Yes, I did read this book.


Today in History:
November 4, 1922
-
It was on this day that a British man named Howard Carter made one of the greatest archeological discoveries of all time by discovering the tomb of King Tutankhamen (Boris Karloff).



Tut has been making his tour and putting a curse on those damn limeys who disturbed his eternal rest for more than 90 years.


November 4, 1928 -
Arnold Rothstein
, mobster and the man who fixed the 1919 World Series, was having a bit of bad luck. Rothstein had just finished playing a marathon three day game of poker with some 'business associates'.

Realizing that his losses totaled a staggering $320,000.00, Rothstein quit the game and refused to pay his debt. The Brain, as he was known by his associated suspected the game might not be on the up and up. His associates took umbrage at the accusation and 'arranged' to have Rothstein have an allergic reaction to some bullets at the Park Central Hotel in NYC on this date.

The gangster, a man of honor, refused to identify his killers on his deathbed. Had he only thought things might not be on the up and up playing cards with men named George "Hump" McManus and Titanic Thompson, things may have gone differently for him.


November 4, 1952 -
The US established the National Security Agency (NSA) on this date.

The NSA (is supposed to) serve as an intelligence agency of the US, gathering and analyzing foreign intelligence documentation and other forms of communication, usually involving encrypted information that requires decoding. (Just lift the receiver up off the phone and whisper, 'Happy Birthday', they'll hear you.)


November 4, 1963 -
At a Beatles command performance (present: Queen Elizabeth; the Queen Mother; Princess Margaret), John Lennon utters the remark: "Will the people in the cheaper seats clap their hands?
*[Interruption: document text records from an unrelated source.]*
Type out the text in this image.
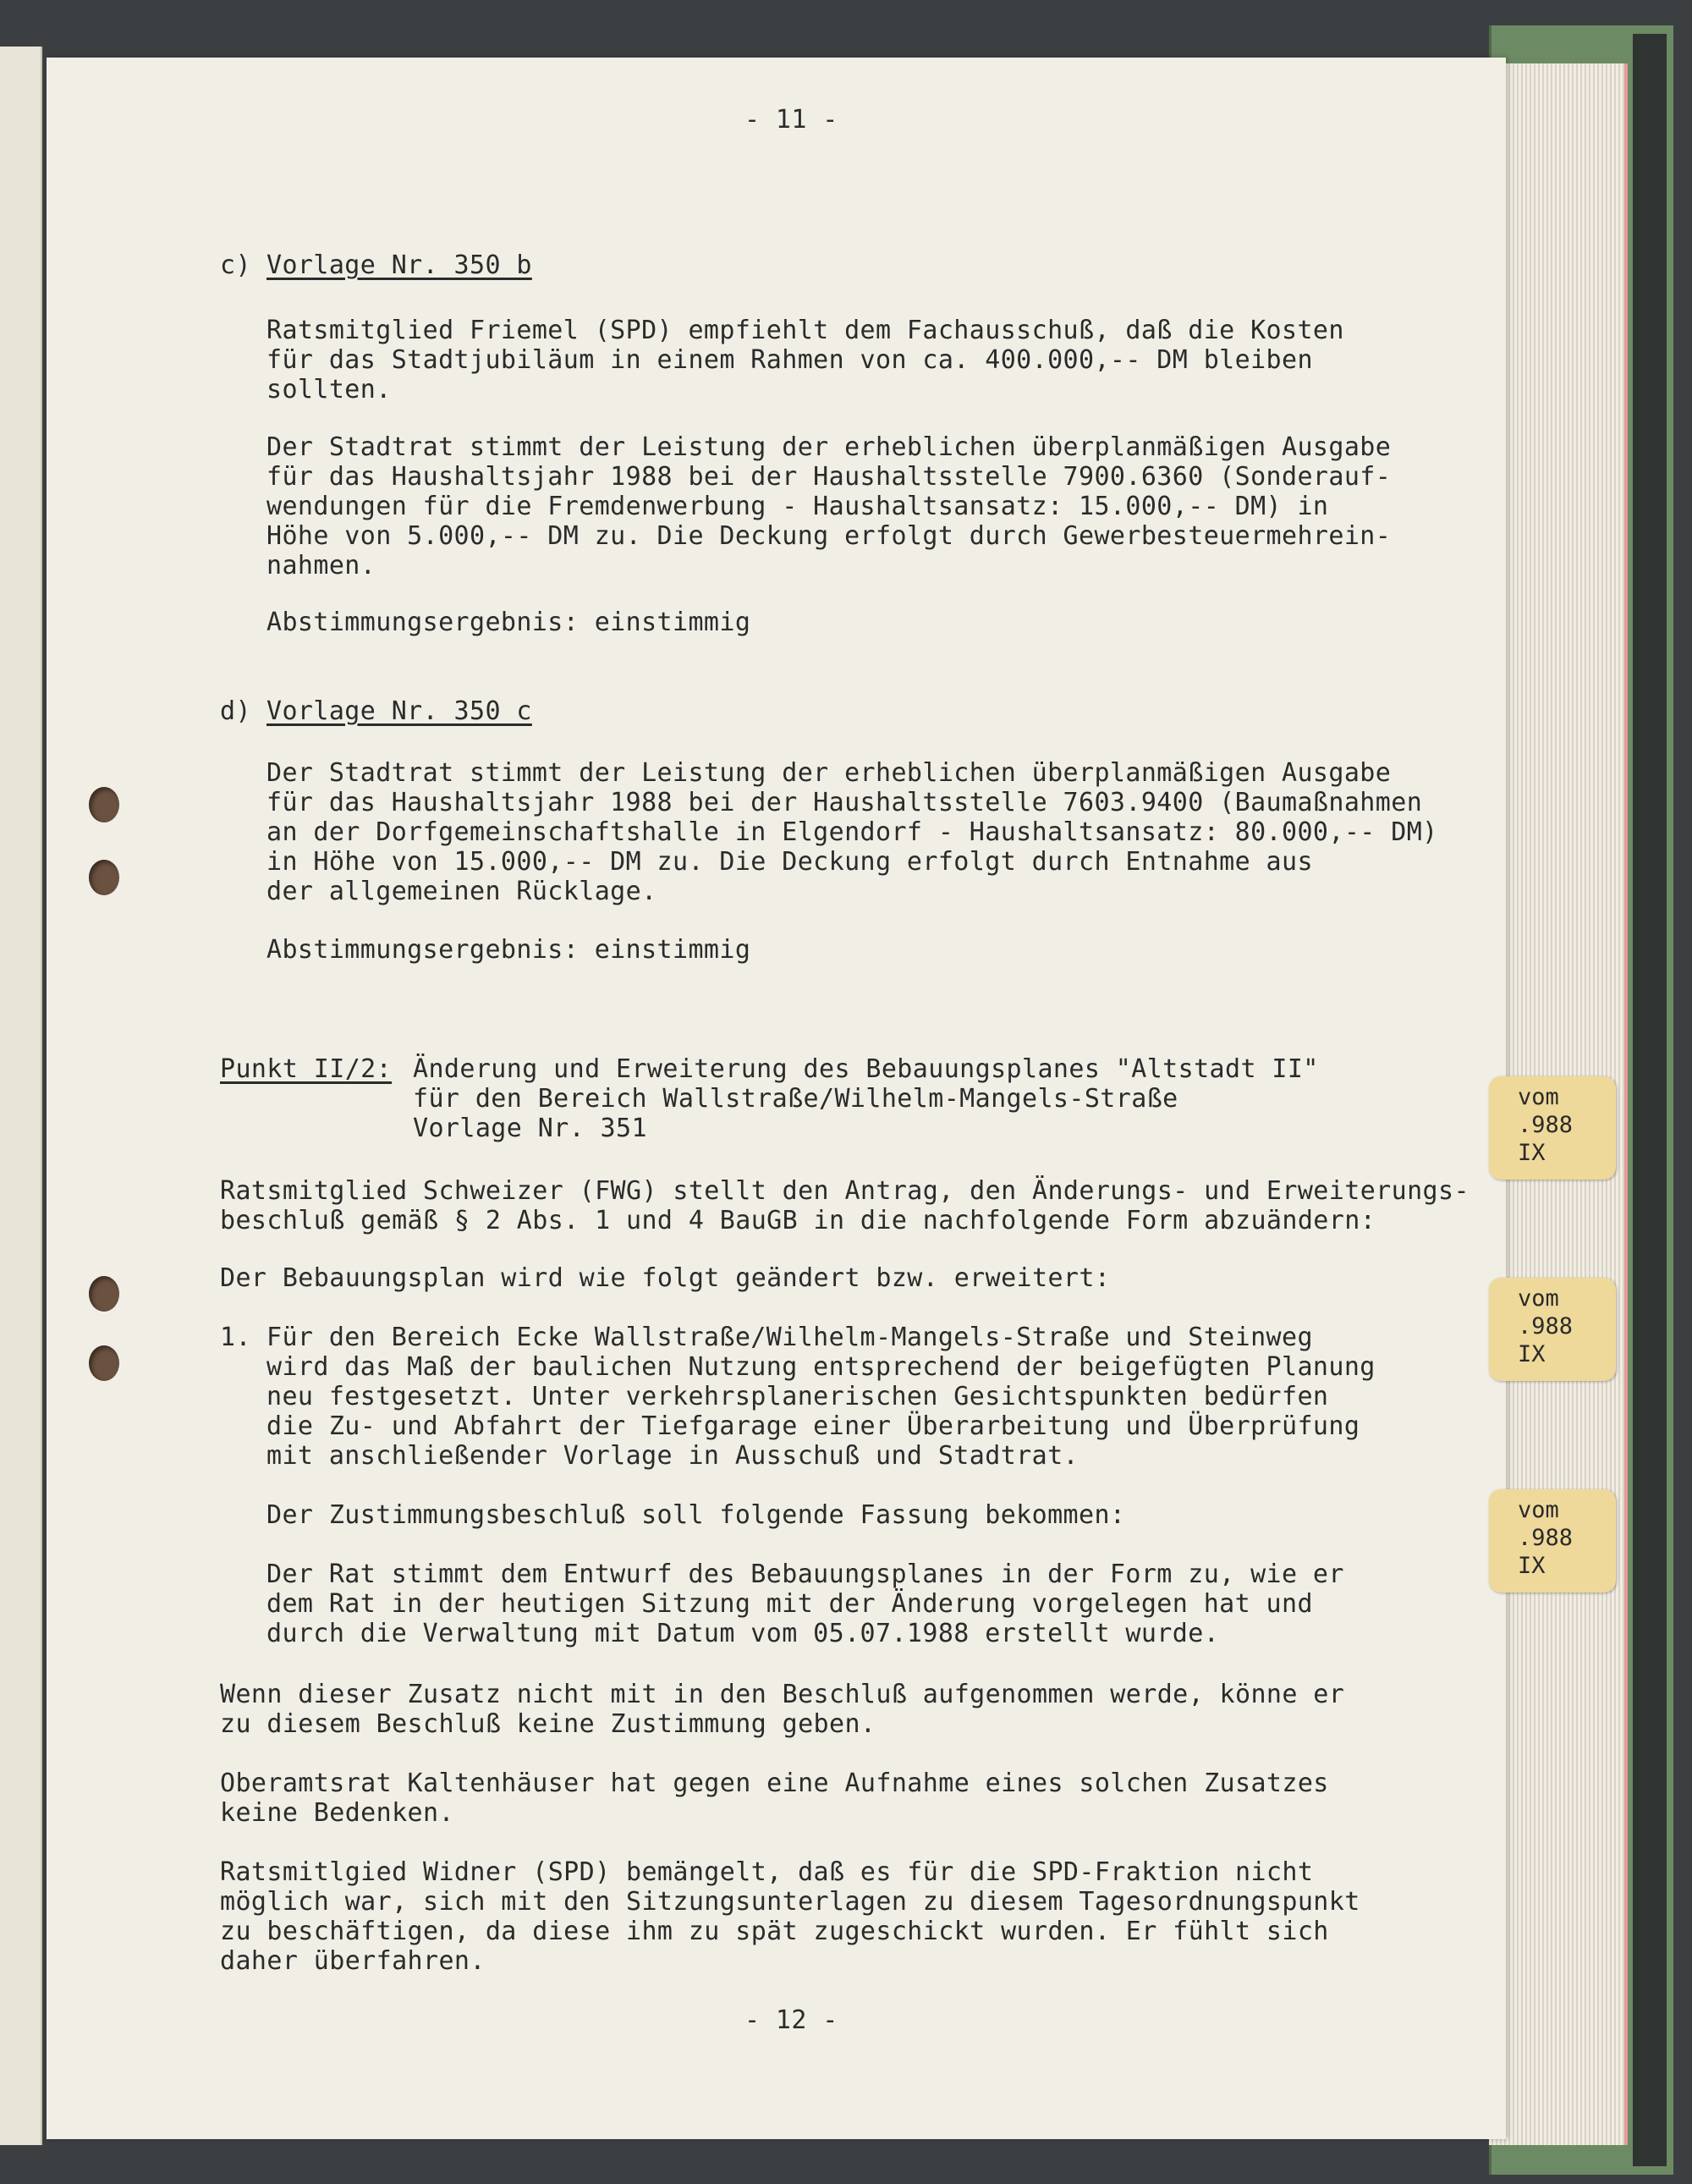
- 11 -
c) Vorlage Nr. 350 b
Ratsmitglied Friemel (SPD) empfiehlt dem Fachausschuß, daß die Kosten
für das Stadtjubiläum in einem Rahmen von ca. 400.000,-- DM bleiben
sollten.
Der Stadtrat stimmt der Leistung der erheblichen überplanmäßigen Ausgabe
für das Haushaltsjahr 1988 bei der Haushaltsstelle 7900.6360 (Sonderauf-
wendungen für die Fremdenwerbung - Haushaltsansatz: 15.000,-- DM) in
Höhe von 5.000,-- DM zu. Die Deckung erfolgt durch Gewerbesteuermehrein-
nahmen.
Abstimmungsergebnis: einstimmig
d) Vorlage Nr. 350 c
Der Stadtrat stimmt der Leistung der erheblichen überplanmäßigen Ausgabe
für das Haushaltsjahr 1988 bei der Haushaltsstelle 7603.9400 (Baumaßnahmen
an der Dorfgemeinschaftshalle in Elgendorf - Haushaltsansatz: 80.000,-- DM)
in Höhe von 15.000,-- DM zu. Die Deckung erfolgt durch Entnahme aus
der allgemeinen Rücklage.
Abstimmungsergebnis: einstimmig
Punkt II/2: Änderung und Erweiterung des Bebauungsplanes "Altstadt II"
für den Bereich Wallstraße/Wilhelm-Mangels-Straße
Vorlage Nr. 351
Ratsmitglied Schweizer (FWG) stellt den Antrag, den Änderungs- und Erweiterungs-
beschluß gemäß § 2 Abs. 1 und 4 BauGB in die nachfolgende Form abzuändern:
Der Bebauungsplan wird wie folgt geändert bzw. erweitert:
1. Für den Bereich Ecke Wallstraße/Wilhelm-Mangels-Straße und Steinweg
wird das Maß der baulichen Nutzung entsprechend der beigefügten Planung
neu festgesetzt. Unter verkehrsplanerischen Gesichtspunkten bedürfen
die Zu- und Abfahrt der Tiefgarage einer Überarbeitung und Überprüfung
mit anschließender Vorlage in Ausschuß und Stadtrat.
Der Zustimmungsbeschluß soll folgende Fassung bekommen:
Der Rat stimmt dem Entwurf des Bebauungsplanes in der Form zu, wie er
dem Rat in der heutigen Sitzung mit der Änderung vorgelegen hat und
durch die Verwaltung mit Datum vom 05.07.1988 erstellt wurde.
Wenn dieser Zusatz nicht mit in den Beschluß aufgenommen werde, könne er
zu diesem Beschluß keine Zustimmung geben.
Oberamtsrat Kaltenhäuser hat gegen eine Aufnahme eines solchen Zusatzes
keine Bedenken.
Ratsmitlgied Widner (SPD) bemängelt, daß es für die SPD-Fraktion nicht
möglich war, sich mit den Sitzungsunterlagen zu diesem Tagesordnungspunkt
zu beschäftigen, da diese ihm zu spät zugeschickt wurden. Er fühlt sich
daher überfahren.
- 12 -
vom
.988
IX
vom
.988
IX
vom
.988
IX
And the rest of you, if you'll just rattle your jewelry."



If you look very closely behind the Queen Mother, I believe Princess Margaret flipped John off.


November 4, 1979 -
The US Embassy in Tehran was stormed by "students", holding 52 hostages for 444 days.



The incident propels Ted Koppel and his magnificent hair onto the national scene with a long series of repetitive Nightline: America Held Hostage specials.


November 4, 1995 -
Israeli Prime Minister Yitzhak Rabin, 73 years old, was killed by a right-wing, 27 year old Israeli law student, Yigal Amir, at a Tel Aviv peace rally.



Shimon Peres assumed the post of acting Prime Minister.


November 4, 2008 -

Senator Barack Obama of Illinois was elected the 44th president of the United States, the first African American to hold that position, on this date.